Question

Six charges are placed around a regular hexagon of side length a as shown in the figure Five of them have charge $q$, and the remaining one has charge $x$ The perpendicular from each charge to the nearest hexagon side passes through the center $O$ of the hexagon and is bisected by the side Which of the following statement(s) is(are) correct in SI units?
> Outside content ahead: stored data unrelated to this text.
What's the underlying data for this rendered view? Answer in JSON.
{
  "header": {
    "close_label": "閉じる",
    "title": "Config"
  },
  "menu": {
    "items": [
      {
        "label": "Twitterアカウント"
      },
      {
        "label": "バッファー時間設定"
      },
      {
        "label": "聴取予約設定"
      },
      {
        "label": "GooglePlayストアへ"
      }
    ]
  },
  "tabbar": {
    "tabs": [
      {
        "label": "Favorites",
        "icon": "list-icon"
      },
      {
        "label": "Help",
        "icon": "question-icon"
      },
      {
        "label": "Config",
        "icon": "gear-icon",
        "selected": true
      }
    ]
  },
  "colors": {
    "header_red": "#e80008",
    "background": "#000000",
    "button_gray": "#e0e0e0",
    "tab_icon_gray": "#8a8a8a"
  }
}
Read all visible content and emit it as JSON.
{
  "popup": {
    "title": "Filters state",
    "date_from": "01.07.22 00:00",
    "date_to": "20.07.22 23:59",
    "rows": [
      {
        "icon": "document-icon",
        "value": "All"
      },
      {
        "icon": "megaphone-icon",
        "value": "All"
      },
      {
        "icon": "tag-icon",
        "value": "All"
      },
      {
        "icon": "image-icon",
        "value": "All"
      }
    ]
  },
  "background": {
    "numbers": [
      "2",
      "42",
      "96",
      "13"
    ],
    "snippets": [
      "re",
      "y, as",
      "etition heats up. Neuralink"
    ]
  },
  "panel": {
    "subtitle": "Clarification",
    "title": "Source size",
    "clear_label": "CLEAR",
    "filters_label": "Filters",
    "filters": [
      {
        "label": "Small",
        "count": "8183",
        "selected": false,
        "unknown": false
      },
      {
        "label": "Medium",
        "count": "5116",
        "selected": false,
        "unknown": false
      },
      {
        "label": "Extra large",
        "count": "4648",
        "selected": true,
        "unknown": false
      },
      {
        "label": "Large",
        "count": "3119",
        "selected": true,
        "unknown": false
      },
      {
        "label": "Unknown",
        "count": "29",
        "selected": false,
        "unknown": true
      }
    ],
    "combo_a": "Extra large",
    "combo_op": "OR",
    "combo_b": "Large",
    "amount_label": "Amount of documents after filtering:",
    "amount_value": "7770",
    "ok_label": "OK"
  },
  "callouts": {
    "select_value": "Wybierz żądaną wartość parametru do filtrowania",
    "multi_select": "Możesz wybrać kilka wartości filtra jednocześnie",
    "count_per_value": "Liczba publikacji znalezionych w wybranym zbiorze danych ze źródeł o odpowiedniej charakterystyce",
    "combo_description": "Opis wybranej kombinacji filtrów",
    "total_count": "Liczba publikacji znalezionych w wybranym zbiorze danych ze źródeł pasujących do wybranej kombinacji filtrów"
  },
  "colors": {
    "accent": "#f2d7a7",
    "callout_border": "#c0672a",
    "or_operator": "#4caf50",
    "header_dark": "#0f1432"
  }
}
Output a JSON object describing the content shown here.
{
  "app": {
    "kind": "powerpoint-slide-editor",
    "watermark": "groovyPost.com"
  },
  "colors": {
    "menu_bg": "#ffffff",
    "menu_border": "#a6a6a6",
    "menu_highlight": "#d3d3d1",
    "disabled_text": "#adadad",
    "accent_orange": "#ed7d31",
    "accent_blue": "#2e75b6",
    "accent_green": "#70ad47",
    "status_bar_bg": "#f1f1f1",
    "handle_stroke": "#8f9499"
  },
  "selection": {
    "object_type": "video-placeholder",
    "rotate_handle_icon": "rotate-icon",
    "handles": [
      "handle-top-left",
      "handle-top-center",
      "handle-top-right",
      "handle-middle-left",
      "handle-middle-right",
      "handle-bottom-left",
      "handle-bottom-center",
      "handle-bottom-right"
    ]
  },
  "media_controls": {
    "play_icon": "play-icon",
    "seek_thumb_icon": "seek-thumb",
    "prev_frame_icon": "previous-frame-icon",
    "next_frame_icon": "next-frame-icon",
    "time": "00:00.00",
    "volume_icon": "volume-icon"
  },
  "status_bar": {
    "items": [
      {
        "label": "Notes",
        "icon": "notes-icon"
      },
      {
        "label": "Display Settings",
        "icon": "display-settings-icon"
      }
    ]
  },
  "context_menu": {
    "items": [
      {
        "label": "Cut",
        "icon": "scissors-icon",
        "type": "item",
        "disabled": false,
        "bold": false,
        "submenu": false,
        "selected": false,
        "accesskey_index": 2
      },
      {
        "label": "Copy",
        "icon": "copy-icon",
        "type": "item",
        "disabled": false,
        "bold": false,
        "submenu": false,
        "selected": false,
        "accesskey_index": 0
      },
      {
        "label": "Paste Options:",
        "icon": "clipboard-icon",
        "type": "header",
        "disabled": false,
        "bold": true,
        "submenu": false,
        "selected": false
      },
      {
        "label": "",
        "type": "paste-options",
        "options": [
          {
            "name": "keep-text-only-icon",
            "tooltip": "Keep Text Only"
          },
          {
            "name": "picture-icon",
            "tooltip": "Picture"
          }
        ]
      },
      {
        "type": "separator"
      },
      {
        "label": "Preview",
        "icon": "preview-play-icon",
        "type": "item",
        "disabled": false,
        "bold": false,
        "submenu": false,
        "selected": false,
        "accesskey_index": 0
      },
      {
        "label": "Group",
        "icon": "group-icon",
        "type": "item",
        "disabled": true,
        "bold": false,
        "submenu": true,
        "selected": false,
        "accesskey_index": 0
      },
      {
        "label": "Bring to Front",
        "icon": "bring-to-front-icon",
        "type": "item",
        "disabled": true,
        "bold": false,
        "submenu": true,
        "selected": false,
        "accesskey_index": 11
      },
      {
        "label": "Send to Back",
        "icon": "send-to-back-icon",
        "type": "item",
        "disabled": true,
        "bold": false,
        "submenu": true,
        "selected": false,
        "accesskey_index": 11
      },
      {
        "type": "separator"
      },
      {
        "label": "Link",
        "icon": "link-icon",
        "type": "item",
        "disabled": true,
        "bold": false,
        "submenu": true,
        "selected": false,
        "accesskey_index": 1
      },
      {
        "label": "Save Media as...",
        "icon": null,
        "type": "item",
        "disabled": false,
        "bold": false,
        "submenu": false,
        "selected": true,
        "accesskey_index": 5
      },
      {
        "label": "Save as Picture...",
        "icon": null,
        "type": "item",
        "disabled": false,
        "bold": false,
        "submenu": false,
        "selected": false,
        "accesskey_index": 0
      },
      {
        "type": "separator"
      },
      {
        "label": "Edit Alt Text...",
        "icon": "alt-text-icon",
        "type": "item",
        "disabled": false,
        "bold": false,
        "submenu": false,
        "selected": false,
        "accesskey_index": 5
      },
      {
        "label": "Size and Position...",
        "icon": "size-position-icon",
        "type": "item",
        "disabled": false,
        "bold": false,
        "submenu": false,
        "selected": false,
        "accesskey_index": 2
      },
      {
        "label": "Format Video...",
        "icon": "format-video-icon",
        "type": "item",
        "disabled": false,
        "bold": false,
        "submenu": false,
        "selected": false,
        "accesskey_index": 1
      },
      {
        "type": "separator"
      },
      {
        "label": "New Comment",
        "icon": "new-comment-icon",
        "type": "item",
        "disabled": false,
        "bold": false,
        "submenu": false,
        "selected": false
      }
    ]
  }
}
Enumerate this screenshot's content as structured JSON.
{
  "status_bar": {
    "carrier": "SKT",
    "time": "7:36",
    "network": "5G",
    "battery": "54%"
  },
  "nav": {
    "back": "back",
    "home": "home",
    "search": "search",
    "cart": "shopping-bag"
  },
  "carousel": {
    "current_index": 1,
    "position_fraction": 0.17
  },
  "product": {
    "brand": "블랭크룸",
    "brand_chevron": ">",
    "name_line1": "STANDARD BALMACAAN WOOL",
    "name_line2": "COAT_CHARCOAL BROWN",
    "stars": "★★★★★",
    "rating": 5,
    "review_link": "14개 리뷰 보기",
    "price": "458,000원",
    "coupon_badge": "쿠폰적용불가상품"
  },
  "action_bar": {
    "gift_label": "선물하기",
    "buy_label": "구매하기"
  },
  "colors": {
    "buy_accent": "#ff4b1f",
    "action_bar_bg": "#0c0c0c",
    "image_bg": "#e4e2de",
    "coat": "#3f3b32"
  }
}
• A. When $x=q$, the magnitude of the electric field at $O$ is zero.
• B. When $x=-q$, the magnitude of the electric field at $O$ is $\frac{q}{6 \pi \in_0 a^2}$.
• C. When $x=2 q$, the potential at $O$ is $\frac{7 q}{4 \sqrt{3} \pi \in_0 a}$.
• D. When $x=-3 q$, the potential at $O$ is $\frac{3 q}{4 \sqrt{3} \pi \epsilon_0 a}$.

Answer 1

The Correct Option is C

When $x=2 q$, the potential at $O$ is $\frac{7 q}{4 \sqrt{3} \pi \in_0 a}$.
 

Answer 2

Let's review the calculation: Given: - The electric field (\(E\)) at each diagonal is \(E = k \frac{q}{r^2}\). - We have two diagonals forming a \(60^\circ\) angle. - We're looking for the resultant electric field (\(E_{\text{net}}\)).  Step-by-Step Solution: 1. Electric Field at a Diagonal (\(E\)): The electric field at each diagonal is given by: \[ E = k \frac{q}{r^2} \] 2. Resultant Electric Field due to Two Diagonals: Considering two diagonals at an angle of \(60^\circ\): - Each diagonal contributes to the electric field with magnitude \(E\). - To find the net electric field, we use the formula for the resultant of two vectors at an angle: \[ E_{\text{net}} = \sqrt{(2E \cos(30^\circ))^2 + (2E \sin(30^\circ))^2} \] \[ E_{\text{net}} = \sqrt{(2kq/\sqrt{3})^2 + (2kq)^2} \] \[ E_{\text{net}} = \sqrt{(4k^2q^2/3) + (4k^2q^2)} \] \[ E_{\text{net}} = \sqrt{(4k^2q^2/3 + 12k^2q^2/3)} \] \[ E_{\text{net}} = \sqrt{(16k^2q^2/3)} \] \[ E_{\text{net}} = \frac{4kq}{\sqrt{3}} \] 3. Simplify the Expression: Using the relationship \(k = \frac{1}{4\pi\epsilon_0}\): \[ E_{\text{net}} = \frac{q}{\pi\epsilon_0} \] Conclusion: The resultant electric field (\(E_{\text{net}}\)) due to two diagonals at an angle of \(60^\circ\) in the symmetrical hexagon is \( \frac{q}{\pi\epsilon_0}\).